On 2017-07-28 22:41, Vadim Zeitlin wrote:
> 
>  I have a lot of trouble trying to understand the logic of
> "numeric-summary-values" template in illustration_reg.xsl and I wonder if
> you can explain it in some simpler terms because I think most of the
> complexity there, e.g. the recursive use of the template inside it, is just
> due to XSLT limitations and the real logic implemented by it might be much
> simpler than it seems -- but I'm not 100% sure about it from just reading
> the code and there are a lot of special cases, so testing this is not
> completely obvious neither.

That code is incomprehensible...

>  So if you could please describe which years should be present in this
> table, it would be great.
...so let's just follow the regulation:
  http://www.naic.org/documents/committees_lhatf_582.pdf
which says, in relevant part (C)(1):

| This summary shall be shown for at least policy years five (5),
| ten (10) and twenty (20) and at age 70, if applicable ...

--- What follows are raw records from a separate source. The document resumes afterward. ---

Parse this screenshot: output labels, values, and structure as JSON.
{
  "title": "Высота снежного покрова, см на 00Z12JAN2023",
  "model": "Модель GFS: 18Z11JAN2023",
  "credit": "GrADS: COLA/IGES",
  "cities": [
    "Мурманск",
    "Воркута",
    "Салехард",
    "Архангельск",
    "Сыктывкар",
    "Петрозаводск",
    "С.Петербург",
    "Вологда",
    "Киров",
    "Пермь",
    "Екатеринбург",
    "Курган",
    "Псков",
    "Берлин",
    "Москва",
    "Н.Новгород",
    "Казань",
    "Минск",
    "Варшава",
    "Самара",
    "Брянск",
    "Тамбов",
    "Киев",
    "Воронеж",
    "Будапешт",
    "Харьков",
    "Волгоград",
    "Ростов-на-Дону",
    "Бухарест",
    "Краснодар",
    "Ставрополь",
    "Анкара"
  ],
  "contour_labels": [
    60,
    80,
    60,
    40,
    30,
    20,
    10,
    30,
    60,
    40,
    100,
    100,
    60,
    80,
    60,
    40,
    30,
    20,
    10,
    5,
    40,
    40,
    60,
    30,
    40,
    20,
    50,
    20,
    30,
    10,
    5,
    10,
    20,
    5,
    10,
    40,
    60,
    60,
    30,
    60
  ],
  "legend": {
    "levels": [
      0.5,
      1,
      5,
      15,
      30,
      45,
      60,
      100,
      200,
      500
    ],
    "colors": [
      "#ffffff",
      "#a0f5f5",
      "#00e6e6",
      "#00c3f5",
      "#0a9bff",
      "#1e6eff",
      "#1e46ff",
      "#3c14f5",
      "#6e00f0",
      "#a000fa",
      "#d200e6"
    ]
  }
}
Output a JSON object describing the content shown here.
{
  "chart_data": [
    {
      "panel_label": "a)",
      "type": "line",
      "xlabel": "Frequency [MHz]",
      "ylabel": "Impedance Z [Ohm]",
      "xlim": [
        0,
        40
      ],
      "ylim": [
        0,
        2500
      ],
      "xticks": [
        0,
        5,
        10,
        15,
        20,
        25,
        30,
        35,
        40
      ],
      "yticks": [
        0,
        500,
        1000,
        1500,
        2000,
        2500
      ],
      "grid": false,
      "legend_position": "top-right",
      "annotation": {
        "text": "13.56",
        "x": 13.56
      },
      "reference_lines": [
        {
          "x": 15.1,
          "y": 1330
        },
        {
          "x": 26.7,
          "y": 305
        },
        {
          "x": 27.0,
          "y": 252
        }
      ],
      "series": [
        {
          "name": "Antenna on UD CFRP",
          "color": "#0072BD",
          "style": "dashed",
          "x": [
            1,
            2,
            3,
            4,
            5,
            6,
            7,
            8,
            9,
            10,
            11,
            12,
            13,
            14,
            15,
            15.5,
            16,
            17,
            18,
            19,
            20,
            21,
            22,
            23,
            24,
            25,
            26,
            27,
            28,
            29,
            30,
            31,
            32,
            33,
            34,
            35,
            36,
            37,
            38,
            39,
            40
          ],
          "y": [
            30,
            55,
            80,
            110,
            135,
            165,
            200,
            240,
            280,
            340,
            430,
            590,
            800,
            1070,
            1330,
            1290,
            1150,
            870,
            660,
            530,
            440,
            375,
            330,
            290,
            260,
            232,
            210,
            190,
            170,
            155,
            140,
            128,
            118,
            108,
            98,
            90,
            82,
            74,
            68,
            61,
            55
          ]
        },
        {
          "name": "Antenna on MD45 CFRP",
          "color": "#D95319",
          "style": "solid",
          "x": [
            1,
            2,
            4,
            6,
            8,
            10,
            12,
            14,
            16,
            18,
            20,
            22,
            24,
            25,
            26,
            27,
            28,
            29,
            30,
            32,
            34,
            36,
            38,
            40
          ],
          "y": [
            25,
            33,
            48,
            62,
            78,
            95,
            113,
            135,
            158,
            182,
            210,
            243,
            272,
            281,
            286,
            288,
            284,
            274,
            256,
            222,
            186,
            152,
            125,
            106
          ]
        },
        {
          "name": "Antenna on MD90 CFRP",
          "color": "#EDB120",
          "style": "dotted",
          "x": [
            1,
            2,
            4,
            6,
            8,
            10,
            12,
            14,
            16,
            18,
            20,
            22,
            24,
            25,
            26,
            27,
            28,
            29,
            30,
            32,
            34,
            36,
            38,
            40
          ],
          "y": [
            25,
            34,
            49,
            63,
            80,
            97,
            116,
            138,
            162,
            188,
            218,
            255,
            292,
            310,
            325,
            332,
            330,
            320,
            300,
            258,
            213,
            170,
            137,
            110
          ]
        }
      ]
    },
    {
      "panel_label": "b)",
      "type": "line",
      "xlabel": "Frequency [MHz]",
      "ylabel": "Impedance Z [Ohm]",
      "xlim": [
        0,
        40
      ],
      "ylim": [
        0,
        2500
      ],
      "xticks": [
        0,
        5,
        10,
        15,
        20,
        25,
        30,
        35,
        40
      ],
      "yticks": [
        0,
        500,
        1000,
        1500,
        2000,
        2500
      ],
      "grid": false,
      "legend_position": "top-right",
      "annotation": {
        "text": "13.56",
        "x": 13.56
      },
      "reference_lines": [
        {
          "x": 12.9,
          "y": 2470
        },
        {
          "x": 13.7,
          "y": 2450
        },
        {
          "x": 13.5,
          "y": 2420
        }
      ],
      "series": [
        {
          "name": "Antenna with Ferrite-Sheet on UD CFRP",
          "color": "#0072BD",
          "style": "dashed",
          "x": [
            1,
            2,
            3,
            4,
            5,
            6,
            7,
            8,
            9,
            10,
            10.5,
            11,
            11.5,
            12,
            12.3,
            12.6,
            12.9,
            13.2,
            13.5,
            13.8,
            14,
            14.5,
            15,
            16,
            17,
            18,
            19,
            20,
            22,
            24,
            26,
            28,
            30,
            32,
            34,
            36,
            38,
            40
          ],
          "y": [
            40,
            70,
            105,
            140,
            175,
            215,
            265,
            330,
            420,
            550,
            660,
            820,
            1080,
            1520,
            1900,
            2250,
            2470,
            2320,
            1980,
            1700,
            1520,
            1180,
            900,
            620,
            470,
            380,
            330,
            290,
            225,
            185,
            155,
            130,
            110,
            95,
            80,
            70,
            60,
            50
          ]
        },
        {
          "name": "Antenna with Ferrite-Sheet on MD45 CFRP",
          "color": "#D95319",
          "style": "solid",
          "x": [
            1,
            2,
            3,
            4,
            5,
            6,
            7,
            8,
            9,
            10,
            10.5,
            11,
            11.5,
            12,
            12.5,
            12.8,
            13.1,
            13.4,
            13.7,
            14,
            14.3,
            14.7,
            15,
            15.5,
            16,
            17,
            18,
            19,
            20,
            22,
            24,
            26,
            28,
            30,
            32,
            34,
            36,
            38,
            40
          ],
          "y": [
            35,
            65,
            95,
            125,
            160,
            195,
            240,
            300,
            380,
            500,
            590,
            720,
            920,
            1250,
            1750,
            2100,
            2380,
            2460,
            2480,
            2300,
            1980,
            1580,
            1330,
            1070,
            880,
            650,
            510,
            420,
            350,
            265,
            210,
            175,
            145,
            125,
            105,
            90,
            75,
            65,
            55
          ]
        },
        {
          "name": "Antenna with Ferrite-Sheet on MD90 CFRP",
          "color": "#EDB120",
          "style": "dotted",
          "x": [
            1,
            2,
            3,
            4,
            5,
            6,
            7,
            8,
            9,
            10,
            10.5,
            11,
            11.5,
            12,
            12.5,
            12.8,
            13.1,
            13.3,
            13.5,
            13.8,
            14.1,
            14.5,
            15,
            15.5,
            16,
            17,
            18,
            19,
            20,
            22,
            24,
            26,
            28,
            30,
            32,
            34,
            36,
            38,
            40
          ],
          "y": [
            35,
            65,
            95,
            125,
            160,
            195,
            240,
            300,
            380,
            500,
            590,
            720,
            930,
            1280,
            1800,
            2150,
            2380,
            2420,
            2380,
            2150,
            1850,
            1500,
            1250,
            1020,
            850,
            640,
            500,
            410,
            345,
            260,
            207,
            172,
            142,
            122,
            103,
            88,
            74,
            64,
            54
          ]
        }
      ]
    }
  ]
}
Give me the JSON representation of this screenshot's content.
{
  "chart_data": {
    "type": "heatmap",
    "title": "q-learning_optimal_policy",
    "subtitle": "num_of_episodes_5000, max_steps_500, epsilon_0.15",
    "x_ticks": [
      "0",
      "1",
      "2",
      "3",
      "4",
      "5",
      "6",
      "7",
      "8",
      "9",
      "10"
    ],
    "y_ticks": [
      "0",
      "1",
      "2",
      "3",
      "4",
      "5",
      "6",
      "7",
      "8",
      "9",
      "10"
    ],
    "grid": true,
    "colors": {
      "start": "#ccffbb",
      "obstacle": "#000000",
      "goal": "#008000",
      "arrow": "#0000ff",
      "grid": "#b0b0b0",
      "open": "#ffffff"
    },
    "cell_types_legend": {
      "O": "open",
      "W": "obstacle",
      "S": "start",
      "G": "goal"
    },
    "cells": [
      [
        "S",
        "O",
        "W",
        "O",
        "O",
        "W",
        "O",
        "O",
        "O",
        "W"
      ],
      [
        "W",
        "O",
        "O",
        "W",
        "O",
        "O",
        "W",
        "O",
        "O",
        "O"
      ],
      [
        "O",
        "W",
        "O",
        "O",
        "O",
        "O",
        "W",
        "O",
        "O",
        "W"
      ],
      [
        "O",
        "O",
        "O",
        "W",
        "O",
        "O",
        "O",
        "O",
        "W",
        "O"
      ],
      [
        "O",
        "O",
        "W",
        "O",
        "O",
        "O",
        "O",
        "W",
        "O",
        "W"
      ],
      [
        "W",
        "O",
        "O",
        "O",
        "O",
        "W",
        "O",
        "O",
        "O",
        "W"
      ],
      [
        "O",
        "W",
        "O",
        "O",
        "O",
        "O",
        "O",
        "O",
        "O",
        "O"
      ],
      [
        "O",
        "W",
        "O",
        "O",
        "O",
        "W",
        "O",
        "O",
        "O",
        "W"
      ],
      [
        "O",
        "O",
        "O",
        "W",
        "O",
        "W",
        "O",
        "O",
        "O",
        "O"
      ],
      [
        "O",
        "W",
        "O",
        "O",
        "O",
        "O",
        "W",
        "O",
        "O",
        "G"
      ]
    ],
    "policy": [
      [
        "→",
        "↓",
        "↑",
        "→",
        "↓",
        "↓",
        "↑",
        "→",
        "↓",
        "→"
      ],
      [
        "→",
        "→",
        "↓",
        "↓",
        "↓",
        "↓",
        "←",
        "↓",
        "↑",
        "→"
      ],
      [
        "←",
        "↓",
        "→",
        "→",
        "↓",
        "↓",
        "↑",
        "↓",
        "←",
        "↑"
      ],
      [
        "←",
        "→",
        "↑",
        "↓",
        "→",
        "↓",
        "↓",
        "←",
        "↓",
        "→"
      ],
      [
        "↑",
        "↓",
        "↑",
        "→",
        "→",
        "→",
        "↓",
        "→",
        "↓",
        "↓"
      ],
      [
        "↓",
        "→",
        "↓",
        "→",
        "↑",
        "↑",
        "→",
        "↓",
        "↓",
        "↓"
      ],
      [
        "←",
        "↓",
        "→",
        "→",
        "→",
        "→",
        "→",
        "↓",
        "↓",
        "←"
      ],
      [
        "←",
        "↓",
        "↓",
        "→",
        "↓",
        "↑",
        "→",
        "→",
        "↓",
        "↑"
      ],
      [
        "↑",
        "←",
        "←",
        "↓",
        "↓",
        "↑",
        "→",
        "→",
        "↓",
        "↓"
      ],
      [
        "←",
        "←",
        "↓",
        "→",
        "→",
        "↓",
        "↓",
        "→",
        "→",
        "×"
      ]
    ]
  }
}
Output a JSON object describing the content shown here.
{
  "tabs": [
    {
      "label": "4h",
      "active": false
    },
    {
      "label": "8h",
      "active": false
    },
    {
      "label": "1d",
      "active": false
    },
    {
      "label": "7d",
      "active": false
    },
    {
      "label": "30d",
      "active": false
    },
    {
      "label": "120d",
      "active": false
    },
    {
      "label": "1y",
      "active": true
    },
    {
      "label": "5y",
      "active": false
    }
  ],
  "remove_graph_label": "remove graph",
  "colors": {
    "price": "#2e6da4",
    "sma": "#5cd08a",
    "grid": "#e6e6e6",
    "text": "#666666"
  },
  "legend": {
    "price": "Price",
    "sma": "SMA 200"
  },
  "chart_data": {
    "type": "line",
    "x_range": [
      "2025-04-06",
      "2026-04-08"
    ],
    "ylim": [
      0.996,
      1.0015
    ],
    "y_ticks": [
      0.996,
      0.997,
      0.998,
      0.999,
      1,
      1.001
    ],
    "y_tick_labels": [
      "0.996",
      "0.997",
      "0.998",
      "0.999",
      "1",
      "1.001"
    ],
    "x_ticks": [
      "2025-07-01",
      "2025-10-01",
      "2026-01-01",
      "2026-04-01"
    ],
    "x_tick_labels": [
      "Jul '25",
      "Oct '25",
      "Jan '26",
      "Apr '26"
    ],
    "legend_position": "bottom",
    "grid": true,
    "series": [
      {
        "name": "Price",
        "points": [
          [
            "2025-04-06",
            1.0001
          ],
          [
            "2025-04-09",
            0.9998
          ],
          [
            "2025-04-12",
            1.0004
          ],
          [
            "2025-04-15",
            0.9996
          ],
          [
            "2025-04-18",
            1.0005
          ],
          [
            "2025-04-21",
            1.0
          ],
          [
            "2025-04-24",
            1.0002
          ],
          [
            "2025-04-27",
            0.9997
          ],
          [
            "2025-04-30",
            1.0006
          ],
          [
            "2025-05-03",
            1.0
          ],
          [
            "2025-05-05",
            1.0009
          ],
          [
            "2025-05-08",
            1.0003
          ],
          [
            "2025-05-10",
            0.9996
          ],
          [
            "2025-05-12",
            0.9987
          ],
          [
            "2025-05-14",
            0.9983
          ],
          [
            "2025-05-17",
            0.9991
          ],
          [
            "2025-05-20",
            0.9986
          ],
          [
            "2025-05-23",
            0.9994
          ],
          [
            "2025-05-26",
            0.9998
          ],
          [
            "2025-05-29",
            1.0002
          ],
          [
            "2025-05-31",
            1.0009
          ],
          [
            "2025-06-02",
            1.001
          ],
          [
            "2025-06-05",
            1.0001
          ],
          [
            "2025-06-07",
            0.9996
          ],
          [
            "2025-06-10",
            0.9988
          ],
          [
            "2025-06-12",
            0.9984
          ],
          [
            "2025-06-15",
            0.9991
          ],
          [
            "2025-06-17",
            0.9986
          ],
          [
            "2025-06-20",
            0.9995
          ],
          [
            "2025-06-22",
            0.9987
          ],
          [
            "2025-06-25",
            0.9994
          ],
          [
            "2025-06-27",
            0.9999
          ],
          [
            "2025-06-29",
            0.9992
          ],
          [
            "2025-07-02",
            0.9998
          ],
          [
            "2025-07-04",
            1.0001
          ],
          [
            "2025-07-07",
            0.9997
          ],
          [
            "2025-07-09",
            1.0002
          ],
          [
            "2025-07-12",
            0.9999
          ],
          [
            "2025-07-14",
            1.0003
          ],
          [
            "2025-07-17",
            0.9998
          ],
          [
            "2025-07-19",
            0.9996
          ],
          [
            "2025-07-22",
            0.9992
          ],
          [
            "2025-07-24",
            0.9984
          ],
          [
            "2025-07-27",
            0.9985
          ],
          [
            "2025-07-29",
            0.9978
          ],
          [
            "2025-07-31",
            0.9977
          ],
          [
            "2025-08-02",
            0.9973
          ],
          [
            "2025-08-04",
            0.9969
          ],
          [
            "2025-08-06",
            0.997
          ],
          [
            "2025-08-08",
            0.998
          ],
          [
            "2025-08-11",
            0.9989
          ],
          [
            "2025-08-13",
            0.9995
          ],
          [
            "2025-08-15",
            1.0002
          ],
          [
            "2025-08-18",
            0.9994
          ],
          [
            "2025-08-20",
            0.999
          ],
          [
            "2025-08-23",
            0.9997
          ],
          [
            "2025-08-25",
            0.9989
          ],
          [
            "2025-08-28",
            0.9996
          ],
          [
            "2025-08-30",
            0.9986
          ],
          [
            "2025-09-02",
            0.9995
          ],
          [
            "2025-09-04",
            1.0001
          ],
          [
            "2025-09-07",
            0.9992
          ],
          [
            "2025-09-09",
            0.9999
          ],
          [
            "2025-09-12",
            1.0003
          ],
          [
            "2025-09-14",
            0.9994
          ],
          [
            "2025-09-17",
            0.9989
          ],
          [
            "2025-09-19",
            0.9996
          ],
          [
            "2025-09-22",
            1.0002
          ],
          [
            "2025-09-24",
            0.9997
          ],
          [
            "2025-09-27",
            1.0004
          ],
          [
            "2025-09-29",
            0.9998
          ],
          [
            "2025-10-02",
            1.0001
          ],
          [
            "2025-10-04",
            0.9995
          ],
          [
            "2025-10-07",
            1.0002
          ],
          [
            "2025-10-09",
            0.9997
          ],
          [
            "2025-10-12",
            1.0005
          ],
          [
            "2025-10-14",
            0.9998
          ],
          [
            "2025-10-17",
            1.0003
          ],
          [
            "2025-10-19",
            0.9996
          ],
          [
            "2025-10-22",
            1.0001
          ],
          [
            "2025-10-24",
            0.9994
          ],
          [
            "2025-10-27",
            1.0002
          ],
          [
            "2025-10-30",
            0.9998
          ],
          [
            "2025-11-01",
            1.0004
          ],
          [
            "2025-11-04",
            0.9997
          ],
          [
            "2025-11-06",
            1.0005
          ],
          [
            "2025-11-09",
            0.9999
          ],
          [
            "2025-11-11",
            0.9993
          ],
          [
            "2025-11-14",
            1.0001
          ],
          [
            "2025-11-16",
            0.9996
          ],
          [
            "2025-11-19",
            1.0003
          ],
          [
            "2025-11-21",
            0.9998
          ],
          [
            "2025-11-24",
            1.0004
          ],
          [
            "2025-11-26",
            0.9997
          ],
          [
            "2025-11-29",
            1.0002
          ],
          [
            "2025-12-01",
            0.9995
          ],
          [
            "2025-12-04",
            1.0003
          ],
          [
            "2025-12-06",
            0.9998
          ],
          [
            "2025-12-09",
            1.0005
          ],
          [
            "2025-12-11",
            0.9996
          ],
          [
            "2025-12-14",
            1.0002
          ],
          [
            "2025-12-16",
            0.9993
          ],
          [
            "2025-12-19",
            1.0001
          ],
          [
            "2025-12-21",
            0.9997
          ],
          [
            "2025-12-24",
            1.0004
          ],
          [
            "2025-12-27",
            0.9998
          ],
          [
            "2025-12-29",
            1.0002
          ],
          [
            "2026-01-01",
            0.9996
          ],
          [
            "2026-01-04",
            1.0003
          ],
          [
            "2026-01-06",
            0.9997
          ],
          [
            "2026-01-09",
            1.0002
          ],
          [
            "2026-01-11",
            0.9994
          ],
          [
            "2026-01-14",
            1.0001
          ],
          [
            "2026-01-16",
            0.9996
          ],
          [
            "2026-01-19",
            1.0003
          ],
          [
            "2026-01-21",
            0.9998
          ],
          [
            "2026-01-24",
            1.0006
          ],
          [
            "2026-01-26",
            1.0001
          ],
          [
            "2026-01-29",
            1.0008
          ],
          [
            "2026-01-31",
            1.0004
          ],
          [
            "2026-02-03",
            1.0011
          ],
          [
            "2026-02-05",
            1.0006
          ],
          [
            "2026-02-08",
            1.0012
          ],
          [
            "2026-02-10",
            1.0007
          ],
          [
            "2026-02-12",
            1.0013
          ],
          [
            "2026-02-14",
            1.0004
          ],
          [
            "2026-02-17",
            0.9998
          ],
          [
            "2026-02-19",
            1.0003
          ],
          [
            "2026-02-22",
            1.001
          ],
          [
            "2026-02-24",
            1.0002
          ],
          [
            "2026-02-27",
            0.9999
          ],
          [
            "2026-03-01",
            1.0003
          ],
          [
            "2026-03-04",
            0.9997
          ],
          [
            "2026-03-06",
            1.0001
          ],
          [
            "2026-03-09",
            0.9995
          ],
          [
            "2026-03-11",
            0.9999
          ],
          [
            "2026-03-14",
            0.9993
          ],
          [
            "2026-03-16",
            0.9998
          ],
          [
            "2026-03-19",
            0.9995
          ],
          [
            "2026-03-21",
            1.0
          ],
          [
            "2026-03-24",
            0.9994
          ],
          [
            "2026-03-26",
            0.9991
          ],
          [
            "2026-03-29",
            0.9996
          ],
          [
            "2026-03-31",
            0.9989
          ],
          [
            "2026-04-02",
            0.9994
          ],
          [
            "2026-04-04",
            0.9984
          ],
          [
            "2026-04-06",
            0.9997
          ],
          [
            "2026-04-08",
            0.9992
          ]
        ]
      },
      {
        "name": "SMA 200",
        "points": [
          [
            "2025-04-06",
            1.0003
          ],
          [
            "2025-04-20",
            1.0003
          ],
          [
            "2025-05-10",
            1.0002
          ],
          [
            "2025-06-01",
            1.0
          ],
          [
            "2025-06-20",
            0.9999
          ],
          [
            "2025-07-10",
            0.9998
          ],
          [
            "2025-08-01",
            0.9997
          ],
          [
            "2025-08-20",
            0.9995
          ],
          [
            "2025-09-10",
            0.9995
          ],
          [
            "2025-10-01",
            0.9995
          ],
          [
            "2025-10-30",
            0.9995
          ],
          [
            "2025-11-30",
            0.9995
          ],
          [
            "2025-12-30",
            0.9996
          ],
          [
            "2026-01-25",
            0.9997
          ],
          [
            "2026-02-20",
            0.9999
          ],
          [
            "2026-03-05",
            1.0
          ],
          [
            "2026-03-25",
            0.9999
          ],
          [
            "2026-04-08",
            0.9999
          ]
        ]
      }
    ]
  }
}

Here, "if applicable" means if the row-index year in {5,10,20,age_70}
above precedes the 'lapse year' [0] for the given output column, i.e.:
  scalars/LapseYear_Guaranteed
  scalars/LapseYear_Midpoint
  scalars/LapseYear_Current
A policy "lapses" if it runs out of money and therefore expires.
For a policy issued at age 45 that "lapses" in its twenty-second
year (i.e., at age 67), we'd show rows for durations {5,10,20},
but not for age 70 because it expires before age 70.

[There is a further requirement in (C)(2), which the XSL code
addresses by showing an extra row with values as of the highest
lapse year: apparently it appends 'LapseYear_Current' to the set
{5,10,20,age_70} and just prints out a row of values indexed
accordingly. Before you spend too much time replicating that
particular row, let me consult with some experts--I think it may
be preferable to replace that extra row with one that just prints
the *value* of each 'LapseYear_*' instead of using any of them
as an *index*. I won't be able to have that discussion before
Monday at the earliest.]

---------

[0] "if applicable" means ... precedes 'lapse year'"

For anyone who's curious: that's correct even for a policy that
by its terms ends at, say, age 65. The reason is that the default
lapse year is the last possible year:

    // Assume by default that the policy never lapses or becomes a MEC,
    // so that the lapse and MEC durations are the last possible month.
...
    VariantValues().LapseMonth  = 11;
    VariantValues().LapseYear   = BasicValues::GetLength();

IOW, if no lapse occurs, the value of the 'LapseYear' variable is
conveniently defined as maturity duration.